A Supremely Sullied System

© St. Louis Post-Dispatch
Tad Armstrong

We cannot assume a death sentence for Khalid Sheikh Mohammed, even if he is found guilty.

The dust of pure evil had not yet settled on the remains of the Twin Towers and its victims when President George W. Bush declared we would take Osama bin Laden “dead or alive.” General Patton would not likely have been as conciliatory. Bush was crucified by the politically-correct crowd for his cowboy rhetoric, but at least he was speaking to the reality of war on the battlefield, not to post-capture remedies.

Fast forward. The only honorable motivation for trying Khalid Sheikh Mohammed in our civilian courts, although otherwise misguided, would be to showcase our fair and impartial system of due process and, indeed, that has been this administration’s stated intent.

Yet, last November, Attorney General Eric Holder promised Congress that failure to convict KSM “is not an option” and President Obama predicted that criticism would die down after KSM is “convicted” and “the death penalty is applied.”

Apparently, no one got the message that the top man in the Justice Department and the leader of the free world got their lethal-injection-horses before their presumption-of-innocence carts. More recently, Vice-President Biden promised a conviction. White House spokesman Robert Gibbs was unequivocal in an interview with CNN: “KSM is going to meet justice and he’s going to meet his maker…He is likely to be executed for the heinous crimes that he committed in…masterminding the killing of 3,000 Americans.”

Suppose Russia or China were holding an American citizen for trial. Imagine how we Americans would react to an early-morning promise of impartial justice made by President Medvedev or President Hu Jintao followed by an early-afternoon guarantee of conviction and execution before one witness testified?

Moreover, please note that “if” there is a conviction, the administration should not be so quick to predict execution, for while we weren’t looking, the liberal faction of the Supreme Court has been killing the Eighth Amendment.

The job of the judicial branch is to interpret the law, not to make it. If we still profess to be “a government of laws and not of men,” honoring the constraints of what we still call “the highest law of the land” is mandatory.

The provisions of Article V of the Constitution provide the only valid method for amendment.

It, in part, requires two-thirds of the Senate, two-thirds of the House and ratification by three-fourths of the state legislatures. Yet, in 1958, five members of the high court decided that the constitutional limits of “cruel and unusual punishment” should no longer be determined by the original intent of the framers, but rather by “evolving standards of decency that mark the progress of a maturing society.”

Ok, but who defines that moving target? It has the feel of a legislative function. But justices have decided in the ensuing years that they are more decent than the elected legislative bodies around the country and, in the process, have destroyed representative democracy.

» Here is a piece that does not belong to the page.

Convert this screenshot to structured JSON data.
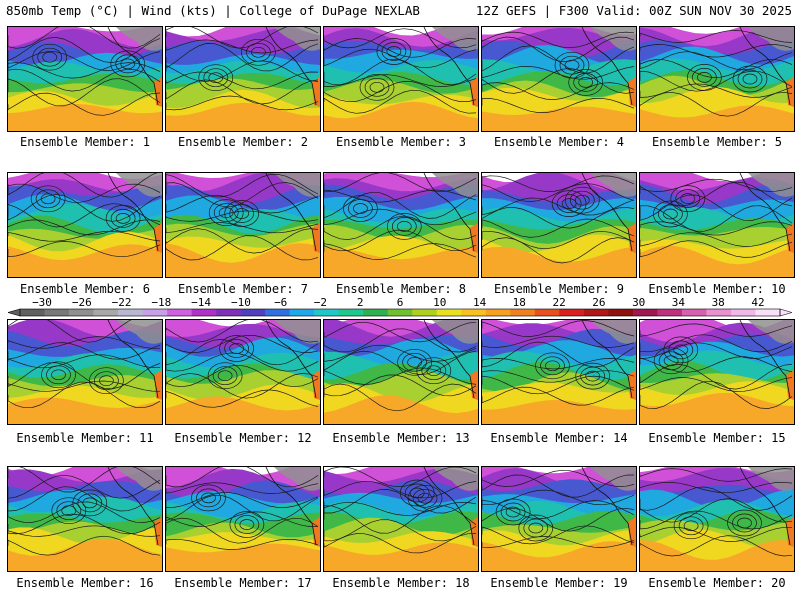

I do not address the morality or policy of the death penalty or even the reliability of the process. The first question to be answered is whether our Constitution was meant to be amended by five justices who take it upon themselves to decide for Americans and their elected representatives what is “decent” today. That is far easier than abiding by Article V, but it does not have the backing of “We, the People.”

The president may well be mistaken to assume a post-conviction execution of Khalid Sheikh Mohammed. In a 1982 decision, five members of the U.S. Supreme Court struck down the will of the presumed “decent” members of a unanimous jury by holding a statute unconstitutional that permitted a get-away driver to be put to death because his partner in crime murdered their robbery victims. He was culpable, but the court said it would not be “decent” to execute a man who did not pull the trigger. Do you think KSM’s lawyer will argue, in like manner, that KSM did not pilot the planes?

Our present leaders have tainted the jury pool with their rhetoric and, ironically, have sullied the very system they say they would like to showcase as the world’s model of virtue. Perhaps these cowboys should at least leave the rope at the corral before heading to the courthouse.